In ambito azionario, le perdite innescate dalla crisi nel settore bancario sono state in gran parte riassorbite e quasi tutti gli indici hanno archiviato ritorni positivi. A livello geografico, Stati Uniti e Cina hanno offerto le soddisfazioni maggiori; più attardati Europa e Italia, complice la composizione settoriale sfavorevole.
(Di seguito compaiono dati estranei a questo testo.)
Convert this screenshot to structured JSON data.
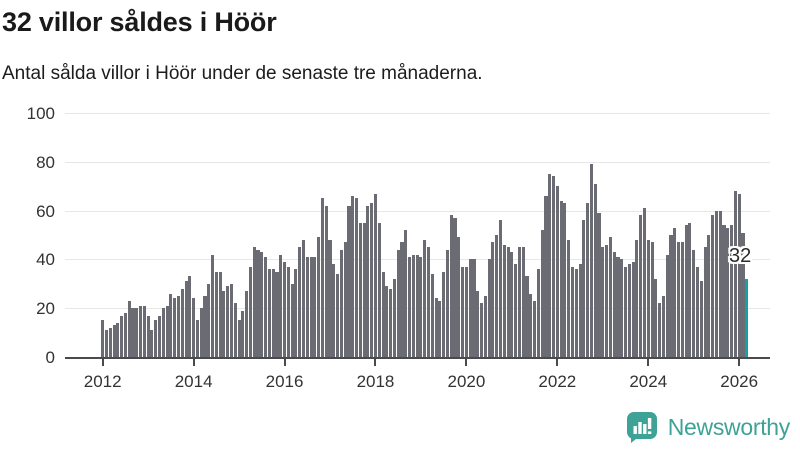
{
  "header": {
    "title": "32 villor såldes i Höör",
    "subtitle": "Antal sålda villor i Höör under de senaste tre månaderna."
  },
  "chart_data": {
    "type": "bar",
    "title": "32 villor såldes i Höör",
    "subtitle": "Antal sålda villor i Höör under de senaste tre månaderna.",
    "x_start": "2012-01",
    "frequency": "monthly",
    "values": [
      15,
      11,
      12,
      13,
      14,
      17,
      18,
      23,
      20,
      20,
      21,
      21,
      17,
      11,
      15,
      17,
      20,
      21,
      26,
      24,
      25,
      28,
      31,
      33,
      24,
      15,
      20,
      25,
      30,
      42,
      35,
      35,
      27,
      29,
      30,
      22,
      15,
      19,
      27,
      37,
      45,
      44,
      43,
      41,
      36,
      36,
      35,
      42,
      39,
      37,
      30,
      36,
      45,
      48,
      41,
      41,
      41,
      49,
      65,
      62,
      48,
      38,
      34,
      44,
      47,
      62,
      66,
      65,
      55,
      55,
      62,
      63,
      67,
      55,
      35,
      29,
      28,
      32,
      44,
      47,
      52,
      41,
      42,
      42,
      41,
      48,
      45,
      34,
      24,
      23,
      35,
      44,
      58,
      57,
      49,
      37,
      37,
      40,
      40,
      27,
      22,
      25,
      40,
      47,
      50,
      56,
      46,
      45,
      43,
      38,
      45,
      45,
      33,
      26,
      23,
      36,
      52,
      66,
      75,
      74,
      70,
      64,
      63,
      48,
      37,
      36,
      38,
      56,
      63,
      79,
      71,
      59,
      45,
      46,
      49,
      43,
      41,
      40,
      37,
      38,
      39,
      48,
      58,
      61,
      48,
      47,
      32,
      22,
      25,
      42,
      50,
      53,
      47,
      47,
      54,
      55,
      44,
      37,
      31,
      45,
      50,
      58,
      60,
      60,
      54,
      53,
      54,
      68,
      67,
      51,
      32
    ],
    "highlight_last_value": 32,
    "annotation": {
      "text": "32"
    },
    "x_tick_labels": [
      "2012",
      "2014",
      "2016",
      "2018",
      "2020",
      "2022",
      "2024",
      "2026"
    ],
    "y_ticks": [
      0,
      20,
      40,
      60,
      80,
      100
    ],
    "ylim": [
      0,
      100
    ],
    "grid": true,
    "legend": "none"
  },
  "colors": {
    "bar": "#6b6b74",
    "highlight": "#14a1a5",
    "brand": "#3fa296",
    "grid": "#e7e7e7",
    "axis": "#4a4a4a",
    "axis_text": "#333333"
  },
  "footer": {
    "brand": "Newsworthy",
    "logo_icon": "bar-chart-speech-bubble-icon"
  }
}
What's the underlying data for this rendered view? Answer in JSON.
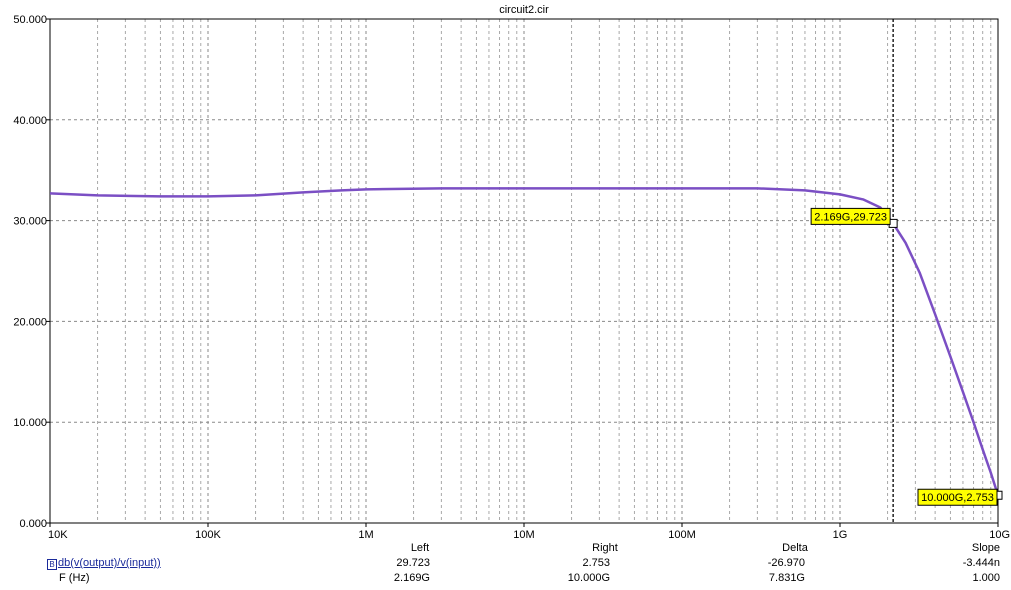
{
  "chart_data": {
    "type": "line",
    "title": "circuit2.cir",
    "xscale": "log",
    "xlim": [
      10000,
      10000000000
    ],
    "ylim": [
      0,
      50
    ],
    "y_tick_labels": [
      "0.000",
      "10.000",
      "20.000",
      "30.000",
      "40.000",
      "50.000"
    ],
    "y_ticks": [
      0,
      10,
      20,
      30,
      40,
      50
    ],
    "x_tick_labels": [
      "10K",
      "100K",
      "1M",
      "10M",
      "100M",
      "1G",
      "10G"
    ],
    "x_ticks": [
      10000,
      100000,
      1000000,
      10000000,
      100000000,
      1000000000,
      10000000000
    ],
    "grid": true,
    "series": [
      {
        "name": "db(v(output)/v(input))",
        "color": "#7b4fc4",
        "x": [
          10000,
          20000,
          50000,
          100000,
          200000,
          400000,
          700000,
          1000000,
          3000000,
          10000000,
          30000000,
          100000000,
          300000000,
          600000000,
          1000000000,
          1400000000,
          1800000000,
          2169000000,
          2600000000,
          3200000000,
          4000000000,
          5000000000,
          6000000000,
          7000000000,
          8000000000,
          9000000000,
          10000000000
        ],
        "y": [
          32.7,
          32.5,
          32.4,
          32.4,
          32.5,
          32.8,
          33.0,
          33.1,
          33.2,
          33.2,
          33.2,
          33.2,
          33.2,
          33.0,
          32.6,
          32.1,
          31.3,
          29.723,
          27.8,
          24.8,
          20.7,
          16.5,
          13.0,
          10.0,
          7.3,
          5.0,
          2.753
        ]
      }
    ],
    "annotations": [
      {
        "label": "2.169G,29.723",
        "x": 2169000000,
        "y": 29.723
      },
      {
        "label": "10.000G,2.753",
        "x": 10000000000,
        "y": 2.753
      }
    ],
    "cursor_x": 2169000000
  },
  "cursor_table": {
    "headers": {
      "left": "Left",
      "right": "Right",
      "delta": "Delta",
      "slope": "Slope"
    },
    "trace_box": "B",
    "rows": [
      {
        "label": "db(v(output)/v(input))",
        "left": "29.723",
        "right": "2.753",
        "delta": "-26.970",
        "slope": "-3.444n"
      },
      {
        "label": "F (Hz)",
        "left": "2.169G",
        "right": "10.000G",
        "delta": "7.831G",
        "slope": "1.000"
      }
    ]
  }
}
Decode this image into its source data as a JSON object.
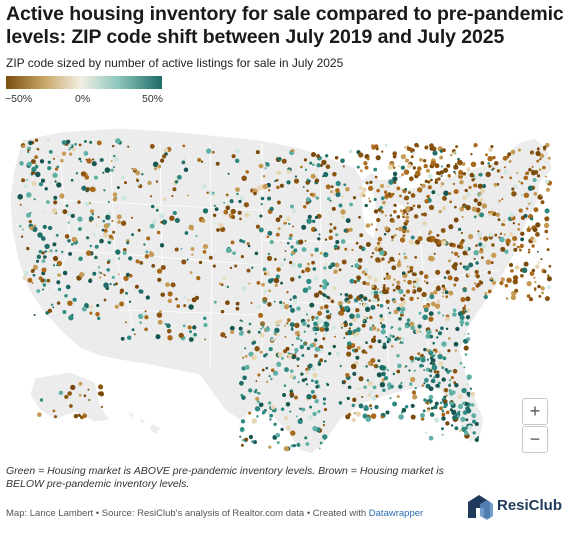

Gli investitori, infatti, attratti dalla qualità e confortati dal calo dei rendimenti, hanno privilegiato i comparti growth a scapito dei settori ciclici/value, finanziari in particolare.
Sul fronte valutario, il dollaro ha beneficiato della fase iniziale di avversione al rischio, ma ha successivamente perso terreno con il rientro delle tensioni, e il cambio contro euro si è assestato in chiusura di trimestre a 1,084; quasi invariati sterlina e yen, mentre le divise dei paesi esportatori di materie prime si sono deprezzate.
Negative gran parte delle materie prime, appesantite dalla fase di risk-off e dai timori sulla crescita; in controtendenza l'oro, che ha tratto vantaggio dal contesto di incertezza e si è riportato a 2.000$/oncia.